The syntax of many programming languages requires that they be tokenized according to the "maximal munch" principle. That is, that tokens be built from the maximum possible number of characters from the input stream.
PLY's lexer does not seem to apply this principle. For example:
import ply.lex as lex
tokens = ('ASSIGNMENT', 'EQUALITY')
t_ASSIGNMENT = r'[+\-*/]?='
t_EQUALITY = r'=='
lexer = lex.lex()
lexer.input('==')
for tok in lexer:
print(tok)
According to "maximal munch", the output of this code should be LexToken(EQUALITY,'==',1,0)
, but it is LexToken(ASSIGNMENT,'=',1,0) LexToken(ASSIGNMENT,'=',1,1)
. This seems to be because the lexer prefers ASSIGNMENT
over EQUALITY
- prioritizing the longer regular expression rather than the longer match.
Is it possible to get PLY's lexer to follow the "maximal munch" principle?
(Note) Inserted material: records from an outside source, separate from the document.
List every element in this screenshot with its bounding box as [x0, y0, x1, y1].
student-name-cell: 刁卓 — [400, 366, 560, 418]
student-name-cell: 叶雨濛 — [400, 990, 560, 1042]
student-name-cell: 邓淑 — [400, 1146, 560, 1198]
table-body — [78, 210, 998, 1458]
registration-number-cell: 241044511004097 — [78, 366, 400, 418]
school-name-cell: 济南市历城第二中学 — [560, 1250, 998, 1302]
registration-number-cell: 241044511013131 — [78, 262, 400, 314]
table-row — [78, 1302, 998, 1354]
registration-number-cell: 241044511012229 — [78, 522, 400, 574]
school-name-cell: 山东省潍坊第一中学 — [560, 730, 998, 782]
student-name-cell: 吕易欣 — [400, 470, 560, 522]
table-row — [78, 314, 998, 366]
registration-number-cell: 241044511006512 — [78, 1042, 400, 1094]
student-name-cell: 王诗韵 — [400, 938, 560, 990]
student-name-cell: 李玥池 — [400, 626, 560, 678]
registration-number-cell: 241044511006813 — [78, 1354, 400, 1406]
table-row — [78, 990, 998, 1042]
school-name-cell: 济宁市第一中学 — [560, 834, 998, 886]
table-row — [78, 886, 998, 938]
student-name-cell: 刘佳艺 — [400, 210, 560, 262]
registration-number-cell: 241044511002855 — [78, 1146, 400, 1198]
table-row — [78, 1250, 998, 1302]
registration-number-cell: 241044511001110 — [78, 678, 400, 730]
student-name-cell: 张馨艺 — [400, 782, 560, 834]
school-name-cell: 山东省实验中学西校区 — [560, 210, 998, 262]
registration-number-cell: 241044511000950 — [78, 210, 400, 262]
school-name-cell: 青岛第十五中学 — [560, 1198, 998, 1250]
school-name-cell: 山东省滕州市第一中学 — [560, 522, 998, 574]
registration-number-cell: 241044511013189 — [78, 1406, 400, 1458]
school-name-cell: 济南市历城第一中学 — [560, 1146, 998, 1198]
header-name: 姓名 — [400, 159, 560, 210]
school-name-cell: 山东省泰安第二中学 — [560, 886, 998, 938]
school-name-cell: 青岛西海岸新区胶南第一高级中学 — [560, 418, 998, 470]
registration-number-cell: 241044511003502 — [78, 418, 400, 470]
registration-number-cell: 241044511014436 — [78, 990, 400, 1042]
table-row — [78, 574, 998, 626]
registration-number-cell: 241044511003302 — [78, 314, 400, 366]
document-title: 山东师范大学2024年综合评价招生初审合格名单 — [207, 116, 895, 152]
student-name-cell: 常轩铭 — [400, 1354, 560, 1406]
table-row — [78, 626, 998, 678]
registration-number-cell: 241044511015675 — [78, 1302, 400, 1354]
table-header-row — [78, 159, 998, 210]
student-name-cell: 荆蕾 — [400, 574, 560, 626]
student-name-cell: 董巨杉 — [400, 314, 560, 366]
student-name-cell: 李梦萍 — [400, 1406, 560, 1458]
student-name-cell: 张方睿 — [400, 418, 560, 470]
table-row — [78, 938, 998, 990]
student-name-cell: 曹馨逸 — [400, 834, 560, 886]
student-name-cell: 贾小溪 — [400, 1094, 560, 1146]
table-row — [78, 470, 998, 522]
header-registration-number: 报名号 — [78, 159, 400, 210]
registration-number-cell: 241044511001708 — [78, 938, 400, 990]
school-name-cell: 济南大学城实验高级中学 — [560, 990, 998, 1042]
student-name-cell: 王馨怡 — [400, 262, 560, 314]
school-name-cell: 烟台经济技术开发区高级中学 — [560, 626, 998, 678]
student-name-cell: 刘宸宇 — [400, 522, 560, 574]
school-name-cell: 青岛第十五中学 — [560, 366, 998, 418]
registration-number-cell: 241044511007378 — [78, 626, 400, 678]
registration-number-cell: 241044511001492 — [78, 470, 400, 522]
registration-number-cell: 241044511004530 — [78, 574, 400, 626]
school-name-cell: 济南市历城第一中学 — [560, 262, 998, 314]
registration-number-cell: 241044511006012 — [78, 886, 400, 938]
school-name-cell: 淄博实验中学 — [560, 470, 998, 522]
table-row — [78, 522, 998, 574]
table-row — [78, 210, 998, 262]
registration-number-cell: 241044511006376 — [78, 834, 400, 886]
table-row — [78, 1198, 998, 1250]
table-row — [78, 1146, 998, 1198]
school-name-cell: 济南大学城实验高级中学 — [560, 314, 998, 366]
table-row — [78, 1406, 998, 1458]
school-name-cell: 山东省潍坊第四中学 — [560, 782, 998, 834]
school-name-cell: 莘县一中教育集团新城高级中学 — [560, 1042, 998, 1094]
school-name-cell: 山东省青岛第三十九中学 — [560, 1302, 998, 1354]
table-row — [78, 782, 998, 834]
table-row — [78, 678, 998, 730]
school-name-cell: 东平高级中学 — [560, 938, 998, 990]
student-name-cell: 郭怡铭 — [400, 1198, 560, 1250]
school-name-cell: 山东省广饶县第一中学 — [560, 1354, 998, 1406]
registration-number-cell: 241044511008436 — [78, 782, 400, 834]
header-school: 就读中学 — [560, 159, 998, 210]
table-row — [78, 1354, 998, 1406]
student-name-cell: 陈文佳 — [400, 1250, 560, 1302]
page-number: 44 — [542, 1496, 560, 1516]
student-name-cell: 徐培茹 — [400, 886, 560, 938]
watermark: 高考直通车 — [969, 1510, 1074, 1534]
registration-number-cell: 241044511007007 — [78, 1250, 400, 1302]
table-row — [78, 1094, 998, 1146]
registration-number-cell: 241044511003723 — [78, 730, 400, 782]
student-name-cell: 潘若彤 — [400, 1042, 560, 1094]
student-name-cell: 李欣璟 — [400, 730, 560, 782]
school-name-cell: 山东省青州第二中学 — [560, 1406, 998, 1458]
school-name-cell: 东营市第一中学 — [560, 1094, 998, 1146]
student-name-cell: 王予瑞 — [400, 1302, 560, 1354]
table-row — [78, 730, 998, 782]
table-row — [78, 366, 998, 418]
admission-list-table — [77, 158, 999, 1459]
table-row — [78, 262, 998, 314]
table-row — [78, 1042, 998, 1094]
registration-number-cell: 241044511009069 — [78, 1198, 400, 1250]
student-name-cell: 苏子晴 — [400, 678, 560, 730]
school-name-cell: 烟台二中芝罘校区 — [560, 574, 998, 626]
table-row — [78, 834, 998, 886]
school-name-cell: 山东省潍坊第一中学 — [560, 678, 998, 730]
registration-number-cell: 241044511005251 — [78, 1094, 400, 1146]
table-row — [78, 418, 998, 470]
If not, are there any guidelines for how tokens should be specified to avoid "less-than-maximal munch" situations such as the one above?
PLY uses Python's own re
package to match tokens, by building a single regular expression as a combination of alternatives. Since python's regular expression library is not maximal munch, neither is PLY.
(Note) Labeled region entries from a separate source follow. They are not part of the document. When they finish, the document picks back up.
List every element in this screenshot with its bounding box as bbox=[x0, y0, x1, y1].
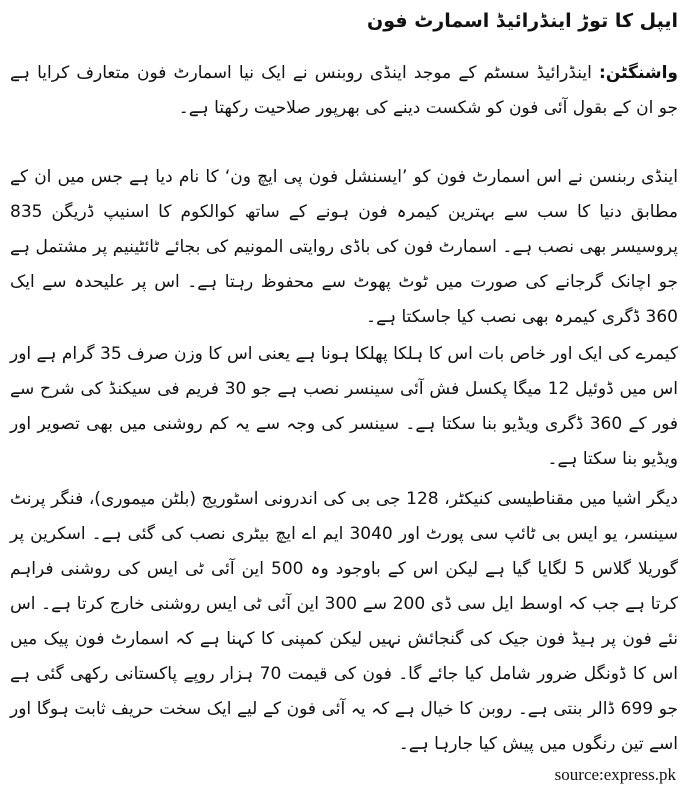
article-paragraph-2: اینڈی ربنسن نے اس اسمارٹ فون کو ’ایسنشل فون پی ایچ ون‘ کا نام دیا ہے جس میں ان کے مطابق دنیا کا سب سے بہترین کیمرہ فون ہونے کے ساتھ کوالکوم کا اسنیپ ڈریگن 835 پروسیسر بھی نصب ہے۔ اسمارٹ فون کی باڈی روایتی المونیم کی بجائے ٹائٹینیم پر مشتمل ہے جو اچانک گرجانے کی صورت میں ٹوٹ پھوٹ سے محفوظ رہتا ہے۔ اس پر علیحدہ سے ایک 360 ڈگری کیمرہ بھی نصب کیا جاسکتا ہے۔ bbox=[10, 167, 678, 327]
article-paragraph-3: کیمرے کی ایک اور خاص بات اس کا ہلکا پھلکا ہونا ہے یعنی اس کا وزن صرف 35 گرام ہے اور اس میں ڈوئیل 12 میگا پکسل فش آئی سینسر نصب ہے جو 30 فریم فی سیکنڈ کی شرح سے فور کے 360 ڈگری ویڈیو بنا سکتا ہے۔ سینسر کی وجہ سے یہ کم روشنی میں بھی تصویر اور ویڈیو بنا سکتا ہے۔ bbox=[10, 344, 678, 469]
article-dateline: واشنگٹن: bbox=[599, 63, 678, 83]
article-paragraph-4: دیگر اشیا میں مقناطیسی کنیکٹر، 128 جی بی کی اندرونی اسٹوریج (بلٹن میموری)، فنگر پرنٹ سینسر، یو ایس بی ٹائپ سی پورٹ اور 3040 ایم اے ایچ بیٹری نصب کی گئی ہے۔ اسکرین پر گوریلا گلاس 5 لگایا گیا ہے لیکن اس کے باوجود وہ 500 این آئی ٹی ایس کی روشنی فراہم کرتا ہے جب کہ اوسط ایل سی ڈی 200 سے 300 این آئی ٹی ایس روشنی خارج کرتا ہے۔ اس نئے فون پر ہیڈ فون جیک کی گنجائش نہیں لیکن کمپنی کا کہنا ہے کہ اسمارٹ فون پیک میں اس کا ڈونگل ضرور شامل کیا جائے گا۔ فون کی قیمت 70 ہزار روپے پاکستانی رکھی گئی ہے جو 699 ڈالر بنتی ہے۔ روبن کا خیال ہے کہ یہ آئی فون کے لیے ایک سخت حریف ثابت ہوگا اور اسے تین رنگوں میں پیش کیا جارہا ہے۔ bbox=[10, 489, 679, 754]
article-headline: ایپل کا توڑ اینڈرائیڈ اسمارٹ فون bbox=[367, 10, 678, 32]
paragraph-1-text: اینڈرائیڈ سسٹم کے موجد اینڈی روبنس نے ایک نیا اسمارٹ فون متعارف کرایا ہے جو ان کے بقول آئی فون کو شکست دینے کی بھرپور صلاحیت رکھتا ہے۔ bbox=[10, 63, 678, 118]
article-paragraph-1 bbox=[10, 56, 678, 126]
source-credit: source:express.pk bbox=[554, 765, 676, 784]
Instead, the match selected is the first pattern in this big regular expression which matches, and the order is documented in the PLY nanual:
When building the master regular expression, rules are added in the following order:
All tokens defined by functions are added in the same order as they appear in the lexer file.
Tokens defined by strings are added next by sorting them in order of decreasing regular expression length (longer expressions are added first).
Since the pattern which matches =
is longer, it is inserted earlier and ==
can't match.
To fix it, make the patterns functions and then order them as needed.